Anderson was born and raised in Cambridge, Massachusetts where he studied piano and organ with his mother and Henry Gideon, and double bass with Gaston Dufresne. His undergraduate years were spent at Harvard where his composition teachers were Walter Piston and George Enescu. Anderson followed his exuberant instincts by conducting the Harvard Band and playing accordion. His unusual arrangements of Harvard University's songs were heard by the young conductor of the Boston Pops Arthur Fiedler, who had him orchestrate and compose original works for the Pops. His 1938 pieces "Jazz Pizzicato" and "Jazz Legato," became hits and were followed by more than 50 other light classics like "Governor Bradford March", "The Typewriter", "Blue Tango", "The Penny-Whistle Song", etc. His specialty of light classical music calls to mind Franz von Suppe's operetta overtures and songs, Antonin Dvorak's Slavonic Dances and Johann Strauss's waltzes and polkas.
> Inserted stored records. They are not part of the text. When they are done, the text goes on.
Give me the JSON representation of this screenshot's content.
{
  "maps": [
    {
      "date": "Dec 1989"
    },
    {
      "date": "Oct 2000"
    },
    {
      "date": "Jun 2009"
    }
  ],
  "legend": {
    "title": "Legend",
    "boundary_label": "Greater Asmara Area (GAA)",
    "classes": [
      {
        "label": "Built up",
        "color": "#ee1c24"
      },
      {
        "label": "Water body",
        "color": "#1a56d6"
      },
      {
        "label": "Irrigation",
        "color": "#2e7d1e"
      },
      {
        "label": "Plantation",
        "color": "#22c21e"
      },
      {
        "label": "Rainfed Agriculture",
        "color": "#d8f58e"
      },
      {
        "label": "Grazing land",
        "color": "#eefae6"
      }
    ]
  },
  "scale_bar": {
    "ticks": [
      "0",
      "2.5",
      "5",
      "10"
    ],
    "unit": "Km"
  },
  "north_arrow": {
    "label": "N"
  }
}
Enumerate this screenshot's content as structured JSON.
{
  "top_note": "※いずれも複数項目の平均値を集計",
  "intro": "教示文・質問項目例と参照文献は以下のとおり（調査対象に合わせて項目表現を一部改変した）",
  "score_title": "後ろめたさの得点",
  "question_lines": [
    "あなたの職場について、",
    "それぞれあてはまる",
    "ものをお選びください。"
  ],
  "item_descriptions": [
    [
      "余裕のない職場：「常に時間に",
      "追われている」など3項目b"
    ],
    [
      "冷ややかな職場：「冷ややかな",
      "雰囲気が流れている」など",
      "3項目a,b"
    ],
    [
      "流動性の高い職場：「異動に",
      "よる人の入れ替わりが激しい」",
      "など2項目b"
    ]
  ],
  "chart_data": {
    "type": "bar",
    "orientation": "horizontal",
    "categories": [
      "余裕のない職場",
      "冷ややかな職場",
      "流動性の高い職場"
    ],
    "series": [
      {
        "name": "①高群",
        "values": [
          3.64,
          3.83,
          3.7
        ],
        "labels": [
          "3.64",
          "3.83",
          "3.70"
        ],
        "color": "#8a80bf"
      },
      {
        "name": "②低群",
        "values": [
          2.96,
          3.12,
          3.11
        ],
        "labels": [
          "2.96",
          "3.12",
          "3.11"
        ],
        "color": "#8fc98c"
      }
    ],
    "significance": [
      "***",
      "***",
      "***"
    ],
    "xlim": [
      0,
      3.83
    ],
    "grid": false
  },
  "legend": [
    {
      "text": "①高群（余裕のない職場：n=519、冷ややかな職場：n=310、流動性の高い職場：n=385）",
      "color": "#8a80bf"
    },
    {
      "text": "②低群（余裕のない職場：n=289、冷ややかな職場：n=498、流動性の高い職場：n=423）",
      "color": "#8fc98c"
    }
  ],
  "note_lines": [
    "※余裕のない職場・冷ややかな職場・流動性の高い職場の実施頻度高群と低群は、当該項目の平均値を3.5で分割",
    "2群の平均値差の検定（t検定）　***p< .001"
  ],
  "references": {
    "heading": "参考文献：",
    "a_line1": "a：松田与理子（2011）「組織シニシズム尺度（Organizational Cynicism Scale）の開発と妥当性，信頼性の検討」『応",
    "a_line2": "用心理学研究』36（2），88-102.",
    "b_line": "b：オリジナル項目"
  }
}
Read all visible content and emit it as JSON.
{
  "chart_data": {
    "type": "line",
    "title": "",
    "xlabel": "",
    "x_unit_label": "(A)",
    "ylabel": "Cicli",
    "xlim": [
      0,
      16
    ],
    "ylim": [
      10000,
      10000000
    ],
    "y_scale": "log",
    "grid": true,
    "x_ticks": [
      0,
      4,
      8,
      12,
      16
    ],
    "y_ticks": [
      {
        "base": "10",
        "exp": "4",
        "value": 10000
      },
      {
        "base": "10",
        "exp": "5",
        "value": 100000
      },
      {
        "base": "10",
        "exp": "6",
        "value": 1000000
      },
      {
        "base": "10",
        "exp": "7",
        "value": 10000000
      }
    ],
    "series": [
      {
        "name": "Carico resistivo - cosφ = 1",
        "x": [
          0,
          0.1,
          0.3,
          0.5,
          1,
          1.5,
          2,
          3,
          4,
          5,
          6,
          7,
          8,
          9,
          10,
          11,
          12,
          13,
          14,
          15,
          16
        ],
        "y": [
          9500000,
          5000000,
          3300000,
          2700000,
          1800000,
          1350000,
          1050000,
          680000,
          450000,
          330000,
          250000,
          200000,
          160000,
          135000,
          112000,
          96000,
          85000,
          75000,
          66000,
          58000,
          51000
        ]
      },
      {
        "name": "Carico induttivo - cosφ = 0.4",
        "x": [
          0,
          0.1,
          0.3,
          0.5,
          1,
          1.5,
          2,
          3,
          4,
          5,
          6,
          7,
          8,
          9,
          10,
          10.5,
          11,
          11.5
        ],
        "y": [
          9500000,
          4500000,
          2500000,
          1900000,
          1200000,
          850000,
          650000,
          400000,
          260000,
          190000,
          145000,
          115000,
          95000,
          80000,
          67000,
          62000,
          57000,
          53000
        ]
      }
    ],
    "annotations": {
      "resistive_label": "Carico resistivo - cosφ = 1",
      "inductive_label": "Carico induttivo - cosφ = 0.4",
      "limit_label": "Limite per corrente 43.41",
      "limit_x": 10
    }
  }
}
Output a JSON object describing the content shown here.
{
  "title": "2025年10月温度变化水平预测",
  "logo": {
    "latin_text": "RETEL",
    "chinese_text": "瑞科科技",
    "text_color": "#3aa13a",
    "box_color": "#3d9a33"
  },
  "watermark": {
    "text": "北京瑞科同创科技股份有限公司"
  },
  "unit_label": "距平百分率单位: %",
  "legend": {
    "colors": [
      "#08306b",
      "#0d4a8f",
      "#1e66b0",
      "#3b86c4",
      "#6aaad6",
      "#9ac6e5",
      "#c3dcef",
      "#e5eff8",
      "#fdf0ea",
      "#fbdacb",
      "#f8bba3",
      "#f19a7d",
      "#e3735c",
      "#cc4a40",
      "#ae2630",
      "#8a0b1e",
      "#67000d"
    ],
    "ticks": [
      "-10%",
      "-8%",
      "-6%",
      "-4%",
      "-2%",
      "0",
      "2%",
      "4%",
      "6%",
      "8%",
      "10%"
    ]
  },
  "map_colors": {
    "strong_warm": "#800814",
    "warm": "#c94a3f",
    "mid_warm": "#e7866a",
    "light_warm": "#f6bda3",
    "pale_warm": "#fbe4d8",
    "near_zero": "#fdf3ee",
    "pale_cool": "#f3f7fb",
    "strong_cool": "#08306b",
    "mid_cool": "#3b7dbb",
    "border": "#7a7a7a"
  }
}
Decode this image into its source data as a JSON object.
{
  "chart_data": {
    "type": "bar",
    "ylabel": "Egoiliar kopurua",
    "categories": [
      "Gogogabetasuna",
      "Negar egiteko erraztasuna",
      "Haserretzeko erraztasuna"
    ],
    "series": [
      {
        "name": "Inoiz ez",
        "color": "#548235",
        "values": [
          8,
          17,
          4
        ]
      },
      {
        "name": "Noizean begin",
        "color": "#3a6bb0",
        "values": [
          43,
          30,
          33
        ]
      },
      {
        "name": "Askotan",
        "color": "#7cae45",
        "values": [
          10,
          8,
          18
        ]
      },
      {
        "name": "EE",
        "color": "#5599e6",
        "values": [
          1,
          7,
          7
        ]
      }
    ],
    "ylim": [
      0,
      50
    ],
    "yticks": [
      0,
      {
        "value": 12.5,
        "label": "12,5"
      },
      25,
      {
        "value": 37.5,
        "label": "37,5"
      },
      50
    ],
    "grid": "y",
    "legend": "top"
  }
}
Among the honors posthumously bestowed upon him were a star on the Hollywood Walk of Fame in 1976 for his contribution to the recording industry, a bandstand dedicated it to him on Woodbury Connecticut's North Green in 1986, election to the Songwriters Hall of Fame in 1988, the naming of Harvard University Band headquarters In 1995 and the dedication of the corner of Chatham and Crawford Streets as Leroy Anderson Square in Cambridge, Massachusetts on May 31, 2003.